To cite the hyper2 package in publications, please use Hankin (2017).

The powers of a hyper2 object generally sum to zero. This is implicit in Bradley-Terry type likelihood functions in which probabilities are generally ratios of linear combinations of strengths. Here I discuss this observation in the context of hyper2 package idiom. Usually, powers not summing to zero is an indication of a programming bug. For example, consider the following likelihood function, drawn from the chess dataset:

p130p236p322(p1+p2)35(p2+p3)35(p1+p3)18 \frac{p_1^{30}p_2^{36}p_3^{22}}{ \left(p_1+p_2\right)^{35} \left(p_2+p_3\right)^{35} \left(p_1+p_3\right)^{18} }

For a time, one package documentation file contained the following hyper2 idiom purporting to create the chess likelihood function:

chess <- hyper2()
chess["Topalov"] <- 30
chess["Anand"  ] <- 36
chess["Karpov" ] <- 22
chess[c("Topalov","Anand" )] <- 35  # bug!  should  be -35
chess[c("Anand","Karpov"  )] <- 35  # bug!  should  be -35
chess[c("Karpov","Topalov")] <- 18  # bug!  should  be -18

However, the above commands include an error [the sign of the denominator is incorrect]. The package includes two mechanisms to detect this type of error. Firstly, the print method (by default) detects such unbalanced likelihood functions and gives a warning:

chess
## Warning in print.hyper2(x): powers have nonzero sum
## log(Anand^36 * (Anand + Karpov)^35 * (Anand + Topalov)^35 * Karpov^22 *
## (Karpov + Topalov)^18 * Topalov^30)

and secondly, function loglik() traps nonzero power sums:

loglik(equalp(chess),chess)
## Error in loglik_single(p, H, log = log): sum(powers(H)) == 0 is not TRUE

The correct idiom would be

chess[c("Topalov","Anand" )] <- -35
chess[c("Anand","Karpov"  )] <- -35
chess[c("Karpov","Topalov")] <- -18
chess
## log(Anand^36 * (Anand + Karpov)^-35 * (Anand + Topalov)^-35 * Karpov^22
## * (Karpov + Topalov)^-18 * Topalov^30)
loglik(equalp(chess),chess)
## [1] -60.99695

See how the print method gives immediate assurance that its argument is indeed balanced (and besides, unbalanced likelihood functions cannot even be evaluated with loglik()). It is natural to suggest including a check in the creation method—hyper2()—which would prevent the creation of a hyper2 object with unbalanced powers. However, this approach is not consistent with the package; consider the following situation. Suppose we wish to incorporate a new observation into chess, specifically that Anand played Karpov twice, with one win each. We might proceed as follows:

chess["Anand" ] %<>% inc
chess["Karpov"] %<>% inc
chess[c("Anand,Karpov")]  %<>% dec(2)
chess
## log(Anand^37 * (Anand + Karpov)^-35 * (Anand + Topalov)^-35 *
## Anand,Karpov^-2 * Karpov^23 * (Karpov + Topalov)^-18 * Topalov^30)
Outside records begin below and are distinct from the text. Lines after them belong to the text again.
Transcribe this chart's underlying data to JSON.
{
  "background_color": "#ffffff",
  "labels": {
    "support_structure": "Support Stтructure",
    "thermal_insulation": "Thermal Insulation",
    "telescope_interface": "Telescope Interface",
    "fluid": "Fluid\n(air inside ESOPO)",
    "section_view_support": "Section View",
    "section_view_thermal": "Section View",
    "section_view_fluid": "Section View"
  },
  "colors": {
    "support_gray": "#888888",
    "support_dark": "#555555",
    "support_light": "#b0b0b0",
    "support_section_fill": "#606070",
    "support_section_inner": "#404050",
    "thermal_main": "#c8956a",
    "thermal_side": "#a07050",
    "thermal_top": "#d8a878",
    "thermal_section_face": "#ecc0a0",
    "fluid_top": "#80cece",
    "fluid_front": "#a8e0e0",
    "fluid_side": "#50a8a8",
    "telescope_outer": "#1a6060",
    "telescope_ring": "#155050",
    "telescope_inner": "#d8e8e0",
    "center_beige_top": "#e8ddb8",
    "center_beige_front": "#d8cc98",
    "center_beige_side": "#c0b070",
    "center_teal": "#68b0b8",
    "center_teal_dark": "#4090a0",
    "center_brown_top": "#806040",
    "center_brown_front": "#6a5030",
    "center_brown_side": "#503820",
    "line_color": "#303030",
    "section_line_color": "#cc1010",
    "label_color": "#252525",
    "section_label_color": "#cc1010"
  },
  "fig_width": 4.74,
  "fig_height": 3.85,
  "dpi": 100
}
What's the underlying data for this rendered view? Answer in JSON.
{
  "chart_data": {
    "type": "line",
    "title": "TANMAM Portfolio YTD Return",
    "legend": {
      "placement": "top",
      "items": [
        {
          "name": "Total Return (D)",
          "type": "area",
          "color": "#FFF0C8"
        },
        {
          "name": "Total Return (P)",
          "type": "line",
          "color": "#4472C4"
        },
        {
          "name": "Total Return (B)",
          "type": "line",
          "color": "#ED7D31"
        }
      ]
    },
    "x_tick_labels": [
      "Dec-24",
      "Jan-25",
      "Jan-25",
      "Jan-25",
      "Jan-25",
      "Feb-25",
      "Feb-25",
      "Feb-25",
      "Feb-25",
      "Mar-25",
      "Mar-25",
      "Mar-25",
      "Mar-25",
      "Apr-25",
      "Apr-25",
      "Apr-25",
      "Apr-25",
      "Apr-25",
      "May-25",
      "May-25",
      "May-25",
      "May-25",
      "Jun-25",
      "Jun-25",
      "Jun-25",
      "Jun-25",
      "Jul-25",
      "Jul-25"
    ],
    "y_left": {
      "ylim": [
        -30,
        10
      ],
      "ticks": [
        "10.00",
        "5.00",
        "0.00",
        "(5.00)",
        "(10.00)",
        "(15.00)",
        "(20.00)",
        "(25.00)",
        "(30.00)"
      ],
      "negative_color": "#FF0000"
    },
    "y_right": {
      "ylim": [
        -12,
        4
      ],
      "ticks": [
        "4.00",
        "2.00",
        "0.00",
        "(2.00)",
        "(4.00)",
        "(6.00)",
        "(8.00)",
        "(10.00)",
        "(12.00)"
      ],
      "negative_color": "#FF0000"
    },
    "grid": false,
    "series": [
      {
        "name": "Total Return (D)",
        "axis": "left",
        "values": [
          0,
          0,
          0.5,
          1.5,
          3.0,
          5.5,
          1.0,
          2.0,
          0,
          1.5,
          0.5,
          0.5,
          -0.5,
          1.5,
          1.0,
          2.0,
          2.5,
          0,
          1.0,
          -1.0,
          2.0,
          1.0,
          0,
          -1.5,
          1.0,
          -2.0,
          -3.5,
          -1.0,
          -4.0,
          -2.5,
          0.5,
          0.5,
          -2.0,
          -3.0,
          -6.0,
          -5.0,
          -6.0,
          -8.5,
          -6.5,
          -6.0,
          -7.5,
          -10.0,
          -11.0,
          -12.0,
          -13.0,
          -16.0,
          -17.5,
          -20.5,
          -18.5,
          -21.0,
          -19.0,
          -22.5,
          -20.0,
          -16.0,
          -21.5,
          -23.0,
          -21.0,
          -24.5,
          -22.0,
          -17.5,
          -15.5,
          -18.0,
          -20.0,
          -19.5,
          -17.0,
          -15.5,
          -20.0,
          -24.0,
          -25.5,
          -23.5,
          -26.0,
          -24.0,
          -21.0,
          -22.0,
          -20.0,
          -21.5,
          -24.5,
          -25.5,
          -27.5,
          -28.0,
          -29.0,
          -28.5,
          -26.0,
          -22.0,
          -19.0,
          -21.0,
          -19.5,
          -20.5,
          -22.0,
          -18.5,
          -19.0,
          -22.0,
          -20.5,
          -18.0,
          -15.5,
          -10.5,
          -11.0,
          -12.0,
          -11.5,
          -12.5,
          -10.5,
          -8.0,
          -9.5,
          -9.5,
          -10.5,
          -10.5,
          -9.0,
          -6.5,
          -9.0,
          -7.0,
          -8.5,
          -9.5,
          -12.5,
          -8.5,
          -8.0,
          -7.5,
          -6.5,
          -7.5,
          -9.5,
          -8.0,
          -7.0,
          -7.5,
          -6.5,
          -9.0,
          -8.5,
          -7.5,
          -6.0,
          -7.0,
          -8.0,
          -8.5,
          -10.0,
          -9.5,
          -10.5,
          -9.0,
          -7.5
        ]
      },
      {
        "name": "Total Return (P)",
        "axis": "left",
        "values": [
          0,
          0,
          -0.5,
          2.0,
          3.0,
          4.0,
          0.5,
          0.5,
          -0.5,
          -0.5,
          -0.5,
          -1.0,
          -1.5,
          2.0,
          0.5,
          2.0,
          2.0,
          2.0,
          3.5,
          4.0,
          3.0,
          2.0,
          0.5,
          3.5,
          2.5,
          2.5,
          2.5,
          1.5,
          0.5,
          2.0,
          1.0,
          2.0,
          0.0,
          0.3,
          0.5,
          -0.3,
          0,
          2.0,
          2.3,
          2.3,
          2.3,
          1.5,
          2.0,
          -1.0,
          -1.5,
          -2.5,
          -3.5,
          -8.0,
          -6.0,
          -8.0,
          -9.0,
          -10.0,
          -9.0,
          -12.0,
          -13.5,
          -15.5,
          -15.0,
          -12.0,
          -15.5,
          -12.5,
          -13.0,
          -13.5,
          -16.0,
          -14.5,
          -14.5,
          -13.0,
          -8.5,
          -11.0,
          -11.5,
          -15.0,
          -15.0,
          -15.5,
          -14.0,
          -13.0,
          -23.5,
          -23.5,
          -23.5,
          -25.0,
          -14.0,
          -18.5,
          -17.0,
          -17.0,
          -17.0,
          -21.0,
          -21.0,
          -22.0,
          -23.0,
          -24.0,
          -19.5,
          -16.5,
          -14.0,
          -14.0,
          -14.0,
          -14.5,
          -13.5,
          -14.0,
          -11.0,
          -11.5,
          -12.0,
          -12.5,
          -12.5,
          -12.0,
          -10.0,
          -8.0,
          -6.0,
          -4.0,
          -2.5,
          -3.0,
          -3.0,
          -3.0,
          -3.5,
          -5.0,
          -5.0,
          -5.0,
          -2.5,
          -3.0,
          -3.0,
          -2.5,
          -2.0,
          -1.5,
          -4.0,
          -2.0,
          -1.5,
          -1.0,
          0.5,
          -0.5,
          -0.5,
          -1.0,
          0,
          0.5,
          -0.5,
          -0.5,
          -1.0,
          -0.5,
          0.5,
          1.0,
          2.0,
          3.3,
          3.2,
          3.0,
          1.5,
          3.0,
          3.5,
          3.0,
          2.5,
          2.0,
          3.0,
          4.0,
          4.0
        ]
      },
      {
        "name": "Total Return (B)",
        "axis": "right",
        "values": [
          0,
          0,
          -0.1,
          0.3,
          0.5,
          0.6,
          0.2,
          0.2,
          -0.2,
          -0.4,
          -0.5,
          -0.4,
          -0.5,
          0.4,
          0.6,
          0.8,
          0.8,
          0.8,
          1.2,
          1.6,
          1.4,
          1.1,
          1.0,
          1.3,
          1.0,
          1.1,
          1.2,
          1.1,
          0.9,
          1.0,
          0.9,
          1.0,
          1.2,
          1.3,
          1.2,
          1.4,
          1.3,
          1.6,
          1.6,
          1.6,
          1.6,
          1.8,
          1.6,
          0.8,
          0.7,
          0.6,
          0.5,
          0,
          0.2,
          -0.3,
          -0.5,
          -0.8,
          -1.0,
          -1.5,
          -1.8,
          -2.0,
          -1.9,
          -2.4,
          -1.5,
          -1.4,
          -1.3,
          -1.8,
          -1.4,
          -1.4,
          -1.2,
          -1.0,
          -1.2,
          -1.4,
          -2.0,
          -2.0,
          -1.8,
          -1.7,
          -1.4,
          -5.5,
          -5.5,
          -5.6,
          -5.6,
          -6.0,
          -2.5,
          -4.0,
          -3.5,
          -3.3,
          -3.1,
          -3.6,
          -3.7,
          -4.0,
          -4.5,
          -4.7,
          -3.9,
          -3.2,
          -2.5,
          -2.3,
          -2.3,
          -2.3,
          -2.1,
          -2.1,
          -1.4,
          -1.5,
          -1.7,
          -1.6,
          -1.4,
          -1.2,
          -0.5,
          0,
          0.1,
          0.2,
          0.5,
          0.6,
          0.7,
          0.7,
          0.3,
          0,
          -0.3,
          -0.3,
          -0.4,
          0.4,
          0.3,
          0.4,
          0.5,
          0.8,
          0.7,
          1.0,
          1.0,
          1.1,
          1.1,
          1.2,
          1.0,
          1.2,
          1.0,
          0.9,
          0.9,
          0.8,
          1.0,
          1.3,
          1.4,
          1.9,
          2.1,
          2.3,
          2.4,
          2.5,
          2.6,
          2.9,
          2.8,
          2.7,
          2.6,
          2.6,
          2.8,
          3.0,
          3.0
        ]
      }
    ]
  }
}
However, after the increments but before the decrements, second, chess has a nonzero power sum, pending addition of another term. At this point, chess is unbalanced; its nonzero power sum is an indicator that it is a temporary object. That’s OK as long as we remember to add the denominator (as carried out in the next line) which would mean dividing by (Anand+Karpov)^2, thereby restoring the zero power sum. If we forget to do this, the print method gives us a warning, and indeed loglik() returns an error, which should prompt us to check the coding.

The print method

The hyper2 print method is sensitive to option give_warning_on_nonzero_power_sum. If TRUE (the default), a warning is issued if the powers have nonzero sum. This is usually appropriate. If the option is FALSE, the warning is suppressed. Note that the intermediate likelihood functions in the chess example are not printed (or indeed evaluated), so unbalanced likelihood functions are permitted, but only ephemerally.

Function balance()

Sometimes it is convenient to accommodate the numerator terms all together and enforce the zero power sum at the end. This is accomplished by balance():

H <- hyper2()
H['a'] %<>% inc(5)
H['b'] %<>% inc(2)
H['c'] %<>% inc(9)
H %<>% balance
H
## log(a^5 * (a + b + c)^-16 * b^2 * c^9)

References

Hankin, R. K. S. 2017. “Partial Rank Data with the hyper2 Package: Likelihood Functions for Generalized Bradley-Terry Models.” The R Journal 9 (2): 429–39.